Microsoft Is Reportedly Sued Over GitHub Copilot Piracy

Microsoft is reportedly sued over GitHub Copilot piracy. A $9 billion claim has been put up against tech giant, Microsoft over lack of attribution and copyright.

Microsoft Is Reportedly Sued Over GitHub Copilot Piracy

Microsoft Is Reportedly Sued Over GitHub Copilot Piracy

OpenAI, Microsoft, and GitHub have all been sued by programmer and lawyer Matthew Buttrick for going against various policies, laws, and copyright terms that could well amount to damages of more than $9 billion.

The claim in question alleges that GitHub copilot, which is developed to translate natural language into code violates and goes against the terms of open source licenses by training with machine learning making use of billions of lines of existing written code by human programmers.

BleepingComputer further explains that open source licenses like Apache, GPL, and MIT require the attribution of the name of the author, and defining particular copyrights.

The Copilot Copyright of GitHub

A user took to Twitter just after they had gone to GitHub Copilot to “see if it encodes code from repositories [with] restrictive licenses”. They however found code that they had written at a previous employer “that has a license allowing it used only for free games and requiring attaching the license.”

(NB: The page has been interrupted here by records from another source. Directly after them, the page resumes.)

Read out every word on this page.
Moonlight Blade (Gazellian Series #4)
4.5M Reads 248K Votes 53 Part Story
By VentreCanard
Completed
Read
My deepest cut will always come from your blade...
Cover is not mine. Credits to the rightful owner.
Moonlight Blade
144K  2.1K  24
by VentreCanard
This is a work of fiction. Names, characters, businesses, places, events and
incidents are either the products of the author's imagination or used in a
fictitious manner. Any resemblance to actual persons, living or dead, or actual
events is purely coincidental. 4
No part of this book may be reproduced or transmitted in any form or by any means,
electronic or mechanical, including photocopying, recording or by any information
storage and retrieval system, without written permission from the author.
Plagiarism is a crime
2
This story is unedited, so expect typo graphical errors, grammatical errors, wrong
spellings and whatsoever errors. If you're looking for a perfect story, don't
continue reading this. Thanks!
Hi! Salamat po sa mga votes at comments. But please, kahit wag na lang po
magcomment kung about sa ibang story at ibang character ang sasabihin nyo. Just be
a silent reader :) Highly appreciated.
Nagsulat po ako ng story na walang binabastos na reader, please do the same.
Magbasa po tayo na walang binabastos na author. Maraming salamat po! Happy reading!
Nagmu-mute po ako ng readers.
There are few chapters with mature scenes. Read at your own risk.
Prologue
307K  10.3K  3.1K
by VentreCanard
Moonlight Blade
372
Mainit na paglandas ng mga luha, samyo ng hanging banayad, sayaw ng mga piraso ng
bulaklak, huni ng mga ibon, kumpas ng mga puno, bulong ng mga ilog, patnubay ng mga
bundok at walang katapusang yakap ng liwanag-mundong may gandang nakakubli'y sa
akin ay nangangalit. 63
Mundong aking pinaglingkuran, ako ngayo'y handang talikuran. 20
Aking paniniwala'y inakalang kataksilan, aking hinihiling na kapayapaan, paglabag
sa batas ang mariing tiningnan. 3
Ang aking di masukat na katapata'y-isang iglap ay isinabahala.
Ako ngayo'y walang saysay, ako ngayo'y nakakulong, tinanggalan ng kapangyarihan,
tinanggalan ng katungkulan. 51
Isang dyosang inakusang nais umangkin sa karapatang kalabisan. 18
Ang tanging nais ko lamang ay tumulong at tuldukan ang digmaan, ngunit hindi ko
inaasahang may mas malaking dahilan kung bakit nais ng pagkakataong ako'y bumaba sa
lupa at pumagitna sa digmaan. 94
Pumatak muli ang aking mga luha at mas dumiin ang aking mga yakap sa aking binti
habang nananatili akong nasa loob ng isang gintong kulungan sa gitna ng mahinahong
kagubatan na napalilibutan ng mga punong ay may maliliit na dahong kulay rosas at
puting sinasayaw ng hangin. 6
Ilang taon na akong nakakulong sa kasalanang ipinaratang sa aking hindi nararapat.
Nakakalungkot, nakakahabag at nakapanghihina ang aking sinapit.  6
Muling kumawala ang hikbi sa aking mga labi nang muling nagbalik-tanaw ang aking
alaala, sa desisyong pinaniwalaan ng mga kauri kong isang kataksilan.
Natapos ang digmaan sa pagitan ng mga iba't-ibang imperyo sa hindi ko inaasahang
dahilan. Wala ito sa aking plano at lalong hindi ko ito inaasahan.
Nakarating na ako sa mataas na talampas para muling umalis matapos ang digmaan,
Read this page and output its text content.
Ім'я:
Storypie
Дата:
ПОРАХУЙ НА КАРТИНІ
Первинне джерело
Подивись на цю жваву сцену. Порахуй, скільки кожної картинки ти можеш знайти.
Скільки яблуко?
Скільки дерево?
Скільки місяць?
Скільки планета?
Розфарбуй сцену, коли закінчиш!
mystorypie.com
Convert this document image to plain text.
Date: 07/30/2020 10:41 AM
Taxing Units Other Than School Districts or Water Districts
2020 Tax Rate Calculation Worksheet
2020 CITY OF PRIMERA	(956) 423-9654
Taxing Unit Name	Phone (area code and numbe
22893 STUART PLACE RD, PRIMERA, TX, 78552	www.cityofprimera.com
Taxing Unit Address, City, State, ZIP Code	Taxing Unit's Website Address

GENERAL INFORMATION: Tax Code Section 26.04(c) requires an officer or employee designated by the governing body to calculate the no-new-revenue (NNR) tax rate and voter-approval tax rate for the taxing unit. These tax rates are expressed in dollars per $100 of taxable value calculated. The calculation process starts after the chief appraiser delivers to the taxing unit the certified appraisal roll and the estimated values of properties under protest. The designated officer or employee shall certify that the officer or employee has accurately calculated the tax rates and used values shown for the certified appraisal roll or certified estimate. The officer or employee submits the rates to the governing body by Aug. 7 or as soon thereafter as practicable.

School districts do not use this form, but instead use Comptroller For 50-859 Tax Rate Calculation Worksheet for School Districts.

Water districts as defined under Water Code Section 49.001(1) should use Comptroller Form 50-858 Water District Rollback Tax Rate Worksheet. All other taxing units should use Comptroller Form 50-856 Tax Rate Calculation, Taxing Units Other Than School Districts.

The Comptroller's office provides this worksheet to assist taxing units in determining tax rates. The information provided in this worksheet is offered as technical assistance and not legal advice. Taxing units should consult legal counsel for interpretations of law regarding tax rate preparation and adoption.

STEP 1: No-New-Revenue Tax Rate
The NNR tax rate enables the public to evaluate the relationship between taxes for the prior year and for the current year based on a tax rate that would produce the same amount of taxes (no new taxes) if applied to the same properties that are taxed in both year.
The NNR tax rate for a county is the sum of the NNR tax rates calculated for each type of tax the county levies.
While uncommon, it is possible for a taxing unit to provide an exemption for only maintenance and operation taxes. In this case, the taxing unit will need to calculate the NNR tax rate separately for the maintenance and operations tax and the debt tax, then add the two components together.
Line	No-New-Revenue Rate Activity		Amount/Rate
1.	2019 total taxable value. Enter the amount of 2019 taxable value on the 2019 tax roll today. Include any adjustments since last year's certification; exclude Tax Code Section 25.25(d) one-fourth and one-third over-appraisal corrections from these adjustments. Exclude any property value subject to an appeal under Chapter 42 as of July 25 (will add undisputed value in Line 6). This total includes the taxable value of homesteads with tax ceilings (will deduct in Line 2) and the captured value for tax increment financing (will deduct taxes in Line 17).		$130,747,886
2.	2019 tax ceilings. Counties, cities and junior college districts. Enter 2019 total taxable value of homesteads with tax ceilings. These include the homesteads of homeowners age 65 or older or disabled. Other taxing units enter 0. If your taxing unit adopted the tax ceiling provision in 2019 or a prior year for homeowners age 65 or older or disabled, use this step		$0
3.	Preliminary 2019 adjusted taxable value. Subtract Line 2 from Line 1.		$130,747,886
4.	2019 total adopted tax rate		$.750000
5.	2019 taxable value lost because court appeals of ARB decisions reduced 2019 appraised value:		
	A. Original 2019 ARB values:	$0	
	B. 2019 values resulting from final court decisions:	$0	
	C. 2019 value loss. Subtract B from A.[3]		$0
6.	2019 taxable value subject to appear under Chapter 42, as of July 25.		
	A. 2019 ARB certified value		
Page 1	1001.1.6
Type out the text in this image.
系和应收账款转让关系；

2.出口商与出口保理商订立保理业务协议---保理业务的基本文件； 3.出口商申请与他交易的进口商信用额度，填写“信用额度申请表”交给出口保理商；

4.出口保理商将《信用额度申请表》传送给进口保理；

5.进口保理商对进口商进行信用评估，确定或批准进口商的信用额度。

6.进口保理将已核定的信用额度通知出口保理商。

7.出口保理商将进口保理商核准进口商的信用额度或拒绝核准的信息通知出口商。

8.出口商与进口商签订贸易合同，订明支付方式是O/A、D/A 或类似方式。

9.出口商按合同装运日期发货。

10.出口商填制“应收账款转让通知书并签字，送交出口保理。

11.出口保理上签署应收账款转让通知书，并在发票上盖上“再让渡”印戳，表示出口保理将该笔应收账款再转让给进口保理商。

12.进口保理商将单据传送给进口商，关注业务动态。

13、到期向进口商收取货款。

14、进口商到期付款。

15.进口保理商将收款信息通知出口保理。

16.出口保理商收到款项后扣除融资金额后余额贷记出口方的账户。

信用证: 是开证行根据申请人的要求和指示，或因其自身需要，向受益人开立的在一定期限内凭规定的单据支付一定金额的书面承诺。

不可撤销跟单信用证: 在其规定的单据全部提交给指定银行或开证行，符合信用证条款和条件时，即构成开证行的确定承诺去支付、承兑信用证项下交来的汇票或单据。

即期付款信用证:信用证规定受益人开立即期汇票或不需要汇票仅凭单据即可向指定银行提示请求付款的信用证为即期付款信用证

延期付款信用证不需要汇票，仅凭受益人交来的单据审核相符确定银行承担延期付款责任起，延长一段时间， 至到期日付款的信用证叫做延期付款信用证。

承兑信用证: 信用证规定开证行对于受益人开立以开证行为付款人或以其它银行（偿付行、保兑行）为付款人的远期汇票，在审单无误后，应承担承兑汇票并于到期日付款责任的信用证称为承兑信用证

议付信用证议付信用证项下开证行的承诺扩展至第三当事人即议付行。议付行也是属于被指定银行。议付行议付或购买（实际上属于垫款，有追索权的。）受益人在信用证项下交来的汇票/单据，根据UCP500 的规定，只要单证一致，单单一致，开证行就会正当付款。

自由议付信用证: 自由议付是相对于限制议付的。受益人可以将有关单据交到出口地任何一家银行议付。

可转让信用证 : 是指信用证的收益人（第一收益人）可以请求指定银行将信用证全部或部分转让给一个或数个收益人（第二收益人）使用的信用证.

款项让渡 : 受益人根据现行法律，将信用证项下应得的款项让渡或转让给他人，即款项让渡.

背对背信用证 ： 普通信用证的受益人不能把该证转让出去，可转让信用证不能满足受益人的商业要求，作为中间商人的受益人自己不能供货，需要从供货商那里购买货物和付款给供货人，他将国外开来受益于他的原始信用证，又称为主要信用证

“It appears Microsoft is profiting from others’ work by disregarding the conditions of the underlying open-source licenses and other legal requirements,” the law firm which is based out in San Francisco representing Butterick on its webpage explains.

The Details of the Class Action Complaint

The class action complaint that is filed dated November 3, 2022, details just how GitHub and OpenAI have gone against the Digital Millennium Copyright Act (DMCA) 3.6 million times.

For each of copilot’s 1.2 million users, this covers three sections of 1202 violations. The three violations here are for distributing the licensed materials without having to include or add attribution, license terms, or even a copyright notice.

“At minimum statutory damages of $2500 per violation that translates to [$9 billion]” the law firm of Butterick in the filing claims. And given the fact that Microsoft back in 2018 acquired GitHub for $7.5 billion, that’s a whole lot of money.